2016 Satoru Oishi, Kobe University

Satoru Oishi knows disasters. A professor and certified weather forecaster at Kobe University’s Research Center for Urban Safety and Security, Oishi has studied everything from flash floods to volcanoes, mudslides, avalanches and lightning strikes. And with every new project, he makes it just a little bit safer to navigate the planet.

“Ultimately, I would like to help reduce the damage associated with disasters by using my knowledge of civil engineering and meteorology,” says Oishi, who has developed the world’s smallest and lightest weather forecasting device and a method for timing rescue efforts on active volcanos. Most recently, Oishi’s team has developed the fundamental mechanism of a lightning predictor, which they plan to present at the 2016 spring meeting of the Meteorological Society of Japan.

Right as rain

Central to Oishi’s work is radar, a technology used to determine the location and speed of nearby objects by scanning an area with radio waves and measuring the reflected waves. The use of radar is so ubiquitous in meteorology that most television weather reports display radar maps in the background. Continual improvements to radar technology by researchers such as Oishi are vital for the timely prediction of severe storms and other climate phenomena.

Oishi had been presenting his work on weather radar applications at a faculty showcase meeting in September 2010 when he was approached by Yoshiaki Takechi, an engineer with the marine electronics company Furuno Electric. Takechi and his team were developing maritime navigation systems, and were confronted by the major problem of ‘noisy’ signal arising from rain.

Oishi’s team worked with Furuno to build the world’s smallest and lightest rainfall monitoring system. The weather radar filled a space of just one cubic meter and weighed only 130 kilograms, with an observation range of 50 kilometers. Ice particles in the atmosphere above 4,000 meters act as the ‘seeds’ for rain. Using their radar device, the team could estimate the number of ice particles in the atmosphere to predict rainfall 10 to 20 minutes in advance — crucial information for disaster management, where some preparedness for flash floods or unexpected mudslides can mean the difference between life and death.

Volcanic eruptions

In October 2010, while researching floods in Indonesia, Oishi escaped a violent volcanic eruption of Mount Merapi. More than 300 people died in the initial and subsequent explosions, and many more would have been killed if not for search and rescue efforts. Three years later, Oishi was approached by Masato Iguchi, a professor of volcanology at Kyoto University, to collaborate on developing applications for radar technology — a proposition Oishi readily accepted.

A volcano’s eruption is accompanied by the release of plumes of ash and fragments of rock collectively called tephra. This tephra settles on the hillsides of volcanoes as unstable sediment. Severe rainfall can turn tephra into dangerous mudflows, landslides or even avalanches. Oishi and Iguchi wanted to develop a quick and reliable system for detecting unstable tephra to help authorities assess whether a disaster site is sufficiently safe to send rescue teams.
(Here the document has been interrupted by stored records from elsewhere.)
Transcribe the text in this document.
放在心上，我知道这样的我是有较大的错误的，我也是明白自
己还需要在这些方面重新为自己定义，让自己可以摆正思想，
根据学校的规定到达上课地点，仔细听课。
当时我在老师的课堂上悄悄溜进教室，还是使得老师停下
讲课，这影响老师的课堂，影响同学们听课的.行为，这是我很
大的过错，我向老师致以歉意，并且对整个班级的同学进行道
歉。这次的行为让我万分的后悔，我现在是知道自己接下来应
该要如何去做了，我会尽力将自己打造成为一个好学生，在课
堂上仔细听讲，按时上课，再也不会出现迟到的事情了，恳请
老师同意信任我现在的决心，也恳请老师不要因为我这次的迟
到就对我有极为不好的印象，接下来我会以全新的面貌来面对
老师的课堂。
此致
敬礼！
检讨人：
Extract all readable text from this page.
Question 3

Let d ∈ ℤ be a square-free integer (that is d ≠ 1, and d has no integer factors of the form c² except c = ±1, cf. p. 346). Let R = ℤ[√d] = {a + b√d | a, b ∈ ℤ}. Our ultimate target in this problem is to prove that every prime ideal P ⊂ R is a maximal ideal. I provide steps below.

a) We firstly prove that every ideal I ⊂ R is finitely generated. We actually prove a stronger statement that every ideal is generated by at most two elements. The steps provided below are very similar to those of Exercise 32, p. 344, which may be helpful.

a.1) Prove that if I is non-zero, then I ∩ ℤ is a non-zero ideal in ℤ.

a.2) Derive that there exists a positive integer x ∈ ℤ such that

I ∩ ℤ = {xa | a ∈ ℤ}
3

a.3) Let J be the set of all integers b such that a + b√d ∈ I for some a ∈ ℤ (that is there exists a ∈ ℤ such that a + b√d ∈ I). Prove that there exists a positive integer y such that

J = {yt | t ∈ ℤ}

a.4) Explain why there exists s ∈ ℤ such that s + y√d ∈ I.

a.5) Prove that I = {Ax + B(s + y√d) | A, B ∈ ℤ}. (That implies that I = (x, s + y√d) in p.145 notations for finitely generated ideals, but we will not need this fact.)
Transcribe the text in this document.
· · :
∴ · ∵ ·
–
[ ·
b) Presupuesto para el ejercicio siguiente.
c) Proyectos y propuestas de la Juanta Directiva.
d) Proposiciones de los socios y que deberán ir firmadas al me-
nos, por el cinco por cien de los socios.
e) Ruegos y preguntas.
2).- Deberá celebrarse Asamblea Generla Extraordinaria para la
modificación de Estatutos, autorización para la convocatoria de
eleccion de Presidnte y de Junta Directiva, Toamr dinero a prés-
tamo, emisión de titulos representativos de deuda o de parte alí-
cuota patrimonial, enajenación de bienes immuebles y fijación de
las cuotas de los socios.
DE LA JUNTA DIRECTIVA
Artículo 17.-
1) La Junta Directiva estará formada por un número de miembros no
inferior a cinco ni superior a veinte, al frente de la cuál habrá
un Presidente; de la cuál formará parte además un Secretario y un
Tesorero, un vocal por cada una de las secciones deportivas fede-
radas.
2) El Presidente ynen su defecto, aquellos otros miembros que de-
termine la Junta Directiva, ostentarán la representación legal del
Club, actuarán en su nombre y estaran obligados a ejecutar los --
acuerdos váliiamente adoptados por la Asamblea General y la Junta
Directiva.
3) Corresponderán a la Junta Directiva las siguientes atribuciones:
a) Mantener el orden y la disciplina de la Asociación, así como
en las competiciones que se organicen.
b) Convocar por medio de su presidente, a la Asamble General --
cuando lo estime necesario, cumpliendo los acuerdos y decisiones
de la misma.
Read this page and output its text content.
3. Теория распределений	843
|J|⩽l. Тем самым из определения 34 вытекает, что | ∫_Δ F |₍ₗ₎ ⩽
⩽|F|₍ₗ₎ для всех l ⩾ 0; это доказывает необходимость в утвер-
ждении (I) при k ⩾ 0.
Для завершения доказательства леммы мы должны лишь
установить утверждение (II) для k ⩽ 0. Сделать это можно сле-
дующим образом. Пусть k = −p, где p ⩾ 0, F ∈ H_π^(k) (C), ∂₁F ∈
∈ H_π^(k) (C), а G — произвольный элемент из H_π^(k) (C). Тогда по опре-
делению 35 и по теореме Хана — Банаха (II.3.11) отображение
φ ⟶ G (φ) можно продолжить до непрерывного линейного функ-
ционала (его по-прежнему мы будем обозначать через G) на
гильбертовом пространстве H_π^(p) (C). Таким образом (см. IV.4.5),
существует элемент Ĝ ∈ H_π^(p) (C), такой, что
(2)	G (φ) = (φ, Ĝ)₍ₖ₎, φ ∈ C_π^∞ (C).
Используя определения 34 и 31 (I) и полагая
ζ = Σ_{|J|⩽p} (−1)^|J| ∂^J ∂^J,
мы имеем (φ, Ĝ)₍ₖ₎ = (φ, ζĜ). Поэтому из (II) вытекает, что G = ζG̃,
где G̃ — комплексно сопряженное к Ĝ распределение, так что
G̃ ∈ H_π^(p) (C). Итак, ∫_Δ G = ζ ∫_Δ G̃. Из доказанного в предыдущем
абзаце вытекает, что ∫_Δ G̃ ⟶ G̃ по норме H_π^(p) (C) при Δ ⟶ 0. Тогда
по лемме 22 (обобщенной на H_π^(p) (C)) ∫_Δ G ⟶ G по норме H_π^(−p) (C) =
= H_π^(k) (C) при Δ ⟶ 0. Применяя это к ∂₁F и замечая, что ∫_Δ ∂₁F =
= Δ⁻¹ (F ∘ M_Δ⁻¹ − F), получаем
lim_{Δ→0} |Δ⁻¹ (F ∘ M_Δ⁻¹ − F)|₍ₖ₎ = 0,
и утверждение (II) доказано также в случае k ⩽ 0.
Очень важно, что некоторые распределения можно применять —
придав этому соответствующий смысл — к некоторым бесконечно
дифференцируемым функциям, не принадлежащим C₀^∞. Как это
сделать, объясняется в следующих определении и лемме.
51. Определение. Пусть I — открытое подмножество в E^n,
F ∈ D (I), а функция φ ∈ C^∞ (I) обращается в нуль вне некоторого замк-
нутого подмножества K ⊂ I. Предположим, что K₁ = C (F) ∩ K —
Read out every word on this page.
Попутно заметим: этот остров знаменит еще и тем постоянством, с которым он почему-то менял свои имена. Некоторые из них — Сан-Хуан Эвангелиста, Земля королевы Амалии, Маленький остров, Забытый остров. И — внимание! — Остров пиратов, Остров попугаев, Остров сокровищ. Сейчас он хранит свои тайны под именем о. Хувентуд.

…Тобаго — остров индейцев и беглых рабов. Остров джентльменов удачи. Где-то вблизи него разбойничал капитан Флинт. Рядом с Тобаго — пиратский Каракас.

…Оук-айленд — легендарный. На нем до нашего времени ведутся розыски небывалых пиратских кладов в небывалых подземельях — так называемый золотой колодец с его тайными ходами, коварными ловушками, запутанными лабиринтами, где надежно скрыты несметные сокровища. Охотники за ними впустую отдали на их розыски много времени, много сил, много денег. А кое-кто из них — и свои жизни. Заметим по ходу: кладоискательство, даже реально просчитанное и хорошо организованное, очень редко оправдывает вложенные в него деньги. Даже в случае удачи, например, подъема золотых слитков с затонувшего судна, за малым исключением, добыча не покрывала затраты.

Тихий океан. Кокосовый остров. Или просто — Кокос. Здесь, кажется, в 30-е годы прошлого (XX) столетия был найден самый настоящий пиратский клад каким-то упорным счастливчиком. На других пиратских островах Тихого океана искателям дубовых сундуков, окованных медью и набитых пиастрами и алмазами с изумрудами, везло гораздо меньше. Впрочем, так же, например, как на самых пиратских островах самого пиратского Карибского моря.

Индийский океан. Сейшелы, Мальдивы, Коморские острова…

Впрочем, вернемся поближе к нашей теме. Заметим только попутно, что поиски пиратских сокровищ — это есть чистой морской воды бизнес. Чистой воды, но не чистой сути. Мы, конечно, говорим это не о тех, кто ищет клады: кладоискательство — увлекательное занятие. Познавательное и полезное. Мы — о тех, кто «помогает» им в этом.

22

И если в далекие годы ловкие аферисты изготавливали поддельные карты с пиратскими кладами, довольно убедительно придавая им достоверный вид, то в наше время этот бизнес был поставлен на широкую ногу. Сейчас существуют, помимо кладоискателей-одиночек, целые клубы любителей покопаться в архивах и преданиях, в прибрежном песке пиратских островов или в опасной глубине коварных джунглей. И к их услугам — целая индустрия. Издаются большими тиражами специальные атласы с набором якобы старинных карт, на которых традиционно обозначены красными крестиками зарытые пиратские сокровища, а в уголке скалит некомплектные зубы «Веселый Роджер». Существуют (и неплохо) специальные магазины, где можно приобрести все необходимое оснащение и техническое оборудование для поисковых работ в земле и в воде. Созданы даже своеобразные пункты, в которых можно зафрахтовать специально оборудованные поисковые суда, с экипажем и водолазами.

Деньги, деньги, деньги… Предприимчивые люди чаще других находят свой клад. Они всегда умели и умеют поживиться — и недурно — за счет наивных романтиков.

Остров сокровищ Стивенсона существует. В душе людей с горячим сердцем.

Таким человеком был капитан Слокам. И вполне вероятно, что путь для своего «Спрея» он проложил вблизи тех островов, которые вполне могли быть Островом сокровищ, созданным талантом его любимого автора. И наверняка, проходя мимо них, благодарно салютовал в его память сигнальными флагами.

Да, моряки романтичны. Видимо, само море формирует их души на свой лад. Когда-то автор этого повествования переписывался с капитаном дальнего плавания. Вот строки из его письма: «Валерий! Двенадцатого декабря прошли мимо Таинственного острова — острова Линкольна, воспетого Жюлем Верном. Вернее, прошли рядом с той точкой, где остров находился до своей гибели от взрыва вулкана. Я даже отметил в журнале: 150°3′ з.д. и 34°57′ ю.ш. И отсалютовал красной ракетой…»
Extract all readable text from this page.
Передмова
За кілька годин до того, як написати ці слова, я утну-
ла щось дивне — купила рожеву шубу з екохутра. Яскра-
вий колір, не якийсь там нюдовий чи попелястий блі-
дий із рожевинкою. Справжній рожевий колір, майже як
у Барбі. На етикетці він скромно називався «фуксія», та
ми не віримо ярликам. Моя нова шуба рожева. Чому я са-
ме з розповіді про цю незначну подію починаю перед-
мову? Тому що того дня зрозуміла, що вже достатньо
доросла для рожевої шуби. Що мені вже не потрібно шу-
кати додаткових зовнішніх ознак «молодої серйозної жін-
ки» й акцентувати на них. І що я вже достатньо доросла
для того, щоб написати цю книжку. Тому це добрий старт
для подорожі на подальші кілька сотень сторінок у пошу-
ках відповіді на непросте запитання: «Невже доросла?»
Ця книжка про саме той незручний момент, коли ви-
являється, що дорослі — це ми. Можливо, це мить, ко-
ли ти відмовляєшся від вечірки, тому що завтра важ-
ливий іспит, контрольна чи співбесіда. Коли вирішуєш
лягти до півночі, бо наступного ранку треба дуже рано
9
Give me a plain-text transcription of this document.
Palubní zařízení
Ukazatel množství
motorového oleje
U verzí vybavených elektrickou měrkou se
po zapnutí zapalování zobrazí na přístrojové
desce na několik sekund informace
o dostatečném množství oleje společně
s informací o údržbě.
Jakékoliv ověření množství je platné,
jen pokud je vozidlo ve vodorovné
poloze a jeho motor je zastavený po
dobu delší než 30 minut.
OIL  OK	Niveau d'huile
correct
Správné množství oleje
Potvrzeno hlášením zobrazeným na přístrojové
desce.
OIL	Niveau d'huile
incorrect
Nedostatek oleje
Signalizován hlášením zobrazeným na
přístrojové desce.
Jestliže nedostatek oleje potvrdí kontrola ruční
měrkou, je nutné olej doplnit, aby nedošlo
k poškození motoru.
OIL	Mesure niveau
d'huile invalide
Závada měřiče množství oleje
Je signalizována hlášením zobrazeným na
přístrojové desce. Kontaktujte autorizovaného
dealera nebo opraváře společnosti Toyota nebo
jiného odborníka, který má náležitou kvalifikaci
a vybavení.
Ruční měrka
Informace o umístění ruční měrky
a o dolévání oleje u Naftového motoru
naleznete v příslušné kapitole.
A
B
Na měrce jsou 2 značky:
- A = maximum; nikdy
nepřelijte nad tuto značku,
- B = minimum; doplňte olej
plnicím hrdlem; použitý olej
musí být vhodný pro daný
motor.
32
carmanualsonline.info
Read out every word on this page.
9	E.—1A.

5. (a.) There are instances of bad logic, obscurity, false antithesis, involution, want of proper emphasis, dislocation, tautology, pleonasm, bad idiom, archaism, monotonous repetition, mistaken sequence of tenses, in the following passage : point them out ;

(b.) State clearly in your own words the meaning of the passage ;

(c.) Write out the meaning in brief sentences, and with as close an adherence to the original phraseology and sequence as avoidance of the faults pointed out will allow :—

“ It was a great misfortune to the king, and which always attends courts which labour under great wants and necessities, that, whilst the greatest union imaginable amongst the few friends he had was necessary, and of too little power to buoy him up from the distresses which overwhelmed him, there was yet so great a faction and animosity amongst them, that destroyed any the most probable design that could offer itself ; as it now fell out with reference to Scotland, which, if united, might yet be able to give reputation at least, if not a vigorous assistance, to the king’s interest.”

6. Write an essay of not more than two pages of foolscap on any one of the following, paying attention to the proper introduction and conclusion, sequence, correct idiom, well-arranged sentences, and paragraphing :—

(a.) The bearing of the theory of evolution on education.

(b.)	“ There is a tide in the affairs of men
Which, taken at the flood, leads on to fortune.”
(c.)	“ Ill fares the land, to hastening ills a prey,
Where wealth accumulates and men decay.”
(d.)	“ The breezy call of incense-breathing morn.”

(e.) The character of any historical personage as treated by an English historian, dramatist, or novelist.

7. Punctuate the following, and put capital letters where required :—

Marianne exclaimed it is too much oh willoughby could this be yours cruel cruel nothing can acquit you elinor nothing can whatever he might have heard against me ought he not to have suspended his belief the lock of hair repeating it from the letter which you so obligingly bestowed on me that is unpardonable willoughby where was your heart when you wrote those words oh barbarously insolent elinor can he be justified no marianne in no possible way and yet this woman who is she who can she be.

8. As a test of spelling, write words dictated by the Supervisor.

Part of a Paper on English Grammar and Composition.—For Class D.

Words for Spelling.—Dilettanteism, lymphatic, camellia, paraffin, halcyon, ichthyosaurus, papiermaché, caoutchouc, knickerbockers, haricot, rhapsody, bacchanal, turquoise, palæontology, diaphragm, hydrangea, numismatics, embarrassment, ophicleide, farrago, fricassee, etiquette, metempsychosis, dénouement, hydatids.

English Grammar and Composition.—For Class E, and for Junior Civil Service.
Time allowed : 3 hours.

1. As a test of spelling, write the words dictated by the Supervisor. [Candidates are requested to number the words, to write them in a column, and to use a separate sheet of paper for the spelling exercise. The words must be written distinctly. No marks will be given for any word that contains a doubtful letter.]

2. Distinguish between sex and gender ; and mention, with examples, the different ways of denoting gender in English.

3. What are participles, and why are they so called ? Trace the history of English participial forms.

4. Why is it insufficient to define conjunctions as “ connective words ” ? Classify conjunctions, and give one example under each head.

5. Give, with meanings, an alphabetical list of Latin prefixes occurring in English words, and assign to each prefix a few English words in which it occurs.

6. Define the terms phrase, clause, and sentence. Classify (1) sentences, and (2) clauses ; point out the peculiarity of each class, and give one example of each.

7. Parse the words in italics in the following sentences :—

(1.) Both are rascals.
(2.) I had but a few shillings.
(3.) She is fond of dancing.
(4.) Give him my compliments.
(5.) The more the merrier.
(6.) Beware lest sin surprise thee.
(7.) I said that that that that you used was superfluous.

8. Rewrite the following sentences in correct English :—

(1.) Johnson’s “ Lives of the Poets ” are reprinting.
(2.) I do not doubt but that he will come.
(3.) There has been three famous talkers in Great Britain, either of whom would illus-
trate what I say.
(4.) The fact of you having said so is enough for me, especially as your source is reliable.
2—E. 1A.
A volcano is said to be ‘inflated’ before an eruption, and to ‘shrink’ soon after. Oishi and Iguchi used a newly developed radar with a smaller detection range but higher temporal resolution to measure the amount of tephra discharged from a mountain by calculating its volume before and after an eruption1. Oishi is still able to see the beauty in these calculations: “It makes me realize that the Earth is alive.”

The importance of this research was reinforced a bit closer to home in 2014, when Mount On-take, the second largest volcano in Japan, erupted suddenly one Sunday afternoon, resulting in 57 deaths. Recently, more volcanoes along the Pacific Ring of Fire have become active, with eruptions last year from four separate mountains.

Large plumes of ash and rock account for the ‘shrinking’ of volcanoes after an eruption, as seen in the 2013 release of Mount Sakurajima in Japan’s southern island of Kyushu.

Reference

  1. Oishi, S., Iida, M., Muranishi, M., Ogawa, M., Hapsari, R. I. & Iguchi, M. Mechanism of Volcanic Tephra Falling Detected by X-Band Multi-Parameter Radar. Journal of Disaster Research 11, 43–52 (2016).